Un luogo fatto di tante voci e storie, dove trovare documenti e narrazioni di ogni tipo. Un luogo aperto a tutti e tutti i giorni(questi gli orari), dove leggere e studiare immersi in un’atmosfera di storia e cultura, ma dove poter anche seguire eventi calati nell’attualità, con uno sguardo al passato capace di innescare riflessioni. Mostre, rassegne di cinema, attività varie dedicate a un pubblico di giovani, studenti, ma anche adulti: tutti possono trovare spunti interessanti in questo scrigno di cultura nato a Torino da una felice scommessa e modello di gestione innovativa. Ed è infatti proprio in una città da sempre aperta alla sperimentazione e al cambiamento come Torino che il Polo del ‘900 ha festeggiato il traguardo dei primi tre anni di vita, con obiettivi raggiunti e nuove sfide per il futuro, a partire dai primi mesi del 2019.

È infatti proprio il Polo del ‘900 a essere stato scelto come hub centrale per le attività di Archivissima, il festival degli archivi che ben sposa le proprie finalità con quelle dell’ente, costantemente impegnato a guardare indietro per spingere lo sguardo avanti. «Torino è una città che per trentacinque anni è stata un laboratorio di innovazione sugli eventi culturali – sono le parole del direttore, Alessandro Bollo – noi siamo uno degli episodi di questo ecosistema: il Polo è un luogo innovativo fin dalle intenzioni. Lo è nella governance, nella sua funzione culturale, nei confronti dei pubblici e nelle collaborazioni, presentando diverse dimensioni di sfida e complessità. Queste diverse anime non sempre lo rendono un luogo semplice da raccontare!».

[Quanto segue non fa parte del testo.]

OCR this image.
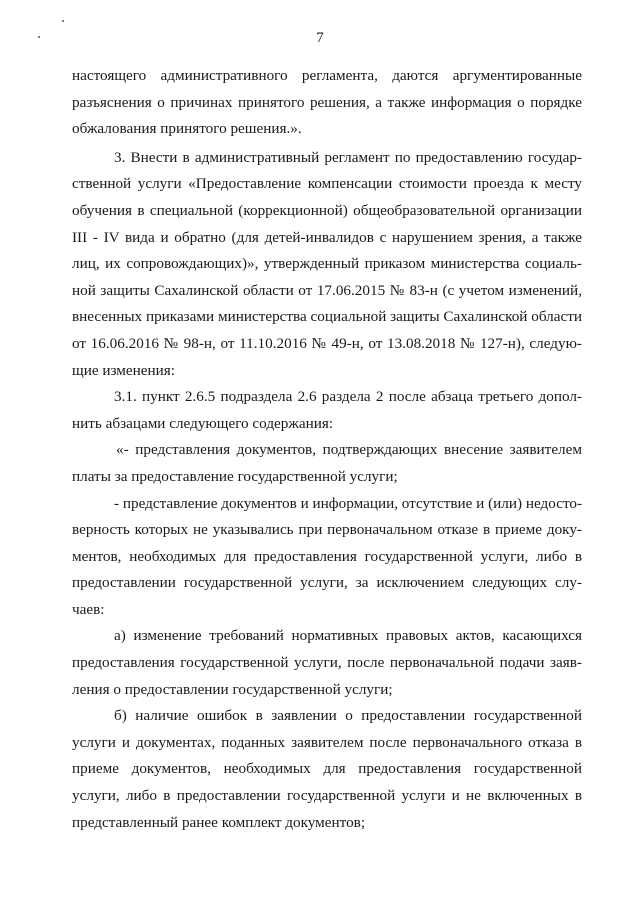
7
настоящего административного регламента, даются аргументированные
разъяснения о причинах принятого решения, а также информация о порядке
обжалования принятого решения.».
3. Внести в административный регламент по предоставлению государ-
ственной услуги «Предоставление компенсации стоимости проезда к месту
обучения в специальной (коррекционной) общеобразовательной организации
III - IV вида и обратно (для детей-инвалидов с нарушением зрения, а также
лиц, их сопровождающих)», утвержденный приказом министерства социаль-
ной защиты Сахалинской области от 17.06.2015 № 83-н (с учетом изменений,
внесенных приказами министерства социальной защиты Сахалинской области
от 16.06.2016 № 98-н, от 11.10.2016 № 49-н, от 13.08.2018 № 127-н), следую-
щие изменения:
3.1. пункт 2.6.5 подраздела 2.6 раздела 2 после абзаца третьего допол-
нить абзацами следующего содержания:
«- представления документов, подтверждающих внесение заявителем
платы за предоставление государственной услуги;
- представление документов и информации, отсутствие и (или) недосто-
верность которых не указывались при первоначальном отказе в приеме доку-
ментов, необходимых для предоставления государственной услуги, либо в
предоставлении государственной услуги, за исключением следующих слу-
чаев:
а) изменение требований нормативных правовых актов, касающихся
предоставления государственной услуги, после первоначальной подачи заяв-
ления о предоставлении государственной услуги;
б) наличие ошибок в заявлении о предоставлении государственной
услуги и документах, поданных заявителем после первоначального отказа в
приеме документов, необходимых для предоставления государственной
услуги, либо в предоставлении государственной услуги и не включенных в
представленный ранее комплект документов;
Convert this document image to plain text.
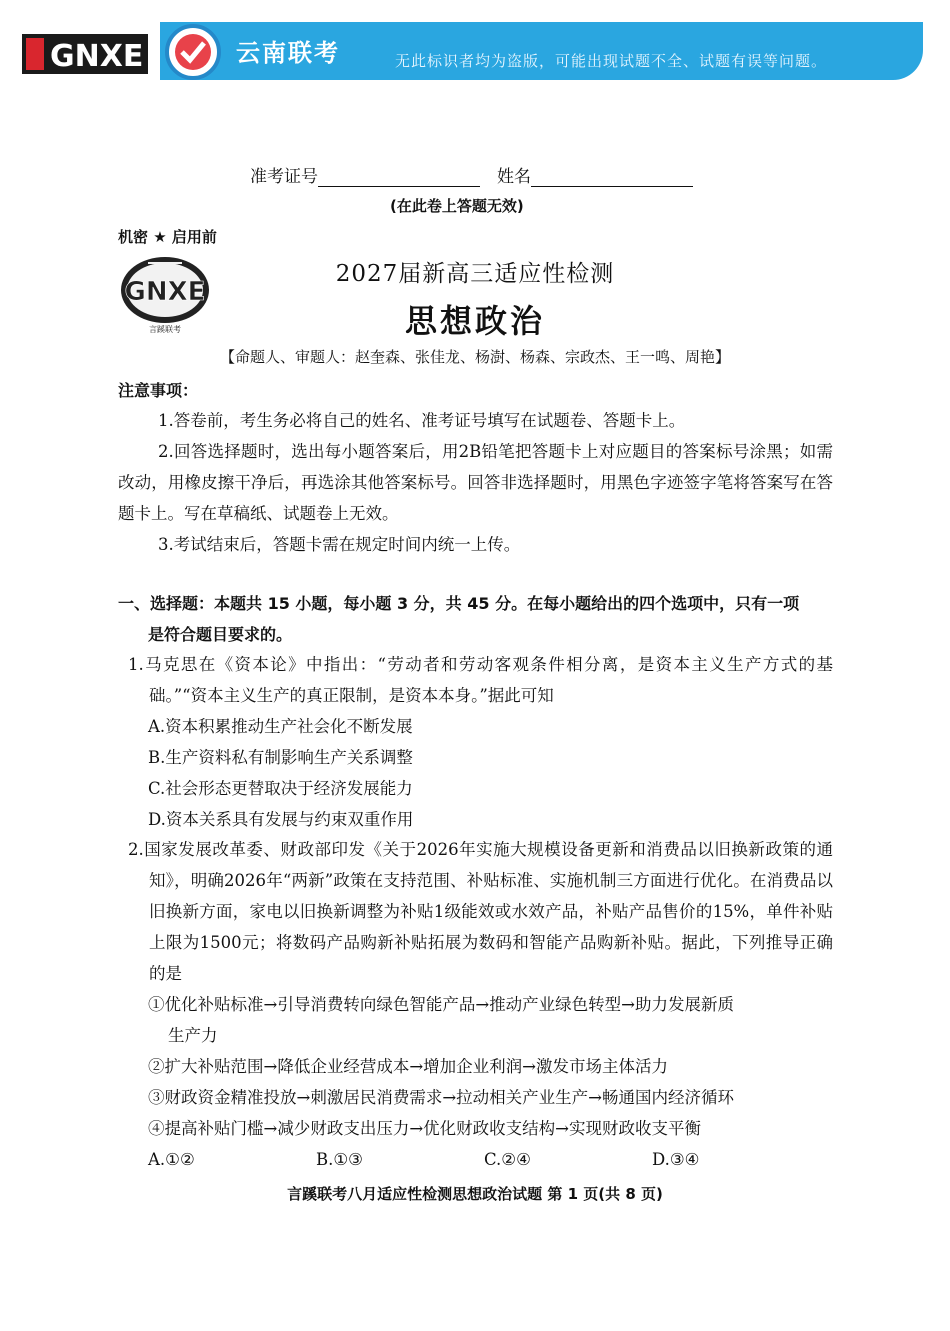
GNXE	云南联考	无此标识者均为盗版，可能出现试题不全、试题有误等问题。
准考证号	姓名
(在此卷上答题无效)
机密 ★ 启用前
GNXE
言蹊联考
2027届新高三适应性检测
思想政治
【命题人、审题人：赵奎森、张佳龙、杨澍、杨森、宗政杰、王一鸣、周艳】
注意事项：
1.答卷前，考生务必将自己的姓名、准考证号填写在试题卷、答题卡上。
2.回答选择题时，选出每小题答案后，用2B铅笔把答题卡上对应题目的答案标号涂黑；如需改动，用橡皮擦干净后，再选涂其他答案标号。回答非选择题时，用黑色字迹签字笔将答案写在答题卡上。写在草稿纸、试题卷上无效。
3.考试结束后，答题卡需在规定时间内统一上传。
一、选择题：本题共 15 小题，每小题 3 分，共 45 分。在每小题给出的四个选项中，只有一项
是符合题目要求的。
1.马克思在《资本论》中指出：“劳动者和劳动客观条件相分离，是资本主义生产方式的基础。”“资本主义生产的真正限制，是资本本身。”据此可知
A.资本积累推动生产社会化不断发展
B.生产资料私有制影响生产关系调整
C.社会形态更替取决于经济发展能力
D.资本关系具有发展与约束双重作用
2.国家发展改革委、财政部印发《关于2026年实施大规模设备更新和消费品以旧换新政策的通知》，明确2026年“两新”政策在支持范围、补贴标准、实施机制三方面进行优化。在消费品以旧换新方面，家电以旧换新调整为补贴1级能效或水效产品，补贴产品售价的15%，单件补贴上限为1500元；将数码产品购新补贴拓展为数码和智能产品购新补贴。据此，下列推导正确的是
①优化补贴标准→引导消费转向绿色智能产品→推动产业绿色转型→助力发展新质
生产力
②扩大补贴范围→降低企业经营成本→增加企业利润→激发市场主体活力
③财政资金精准投放→刺激居民消费需求→拉动相关产业生产→畅通国内经济循环
④提高补贴门槛→减少财政支出压力→优化财政收支结构→实现财政收支平衡
A.①②	B.①③	C.②④	D.③④
言蹊联考八月适应性检测思想政治试题 第 1 页(共 8 页)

La complessità è però la dimensione più consona al racconto del Novecento, come ben si evidenzia nella mostra Superachivi che proprio in occasione di Archivissima 2019 è realizzata al Polo in un percorso che unisce tre grandi tappe novecentesche come il Muro di Berlino e la sua caduta, la missione lunare Apollo 11 e la pubblicazione del Manifesto Futurista all’idea del superamento delle barriere. «Archivissima ha il vantaggio di fare luce con efficacia su una serie di aspetti che quotidianamente portiamo avanti – prosegue il direttore – evidenzia l’importanza e il ruolo degli archivi oggi, percepiti come qualcosa di accessibile solo a ricercatori e addetti ai lavori. Il Polo sta lavorando proprio su questo tema: aprire gli archivi a tutti attraverso le attività organizzate e rivolte ai pubblici più trasversali, e concentrarsi sul lavoro di digitalizzazione nell’ottica di ampliare ulteriormente l’accessibilità a un pubblico potenzialmente mondiale, attraverso logiche intuitive e friendly».

La gestione dei contenuti digitali degli enti che costituiscono il Polo è affidata alla piattaforma 9CentRo, che ospita i numerosi materiali d’archivio dell’ente tra cui testi, ma anche manifesti e immagini, consentendo dunque di costruire format ed eventi culturali incentrati su nuovi linguaggi o nuovi immaginari oggi necessari, con l’apporto di artisti, intellettuali, scienziati, filosofi. L’esperimento ha prodotto i suoi risultati già nel 2018, quando grazie a diversi mesi di ricerca condotti al Polo da una compagnia teatrale è stato coprodotto con TPE uno spettacolo dedicato al ’68, ma sarà replicato quest’anno grazie al centenario della nascita di Primo Levi e con il progetto per i giovani Accendi la resistenza, che prevede la realizzazione di una graphic novel a partire dallo studio sui materiali di archivio custoditi al Polo.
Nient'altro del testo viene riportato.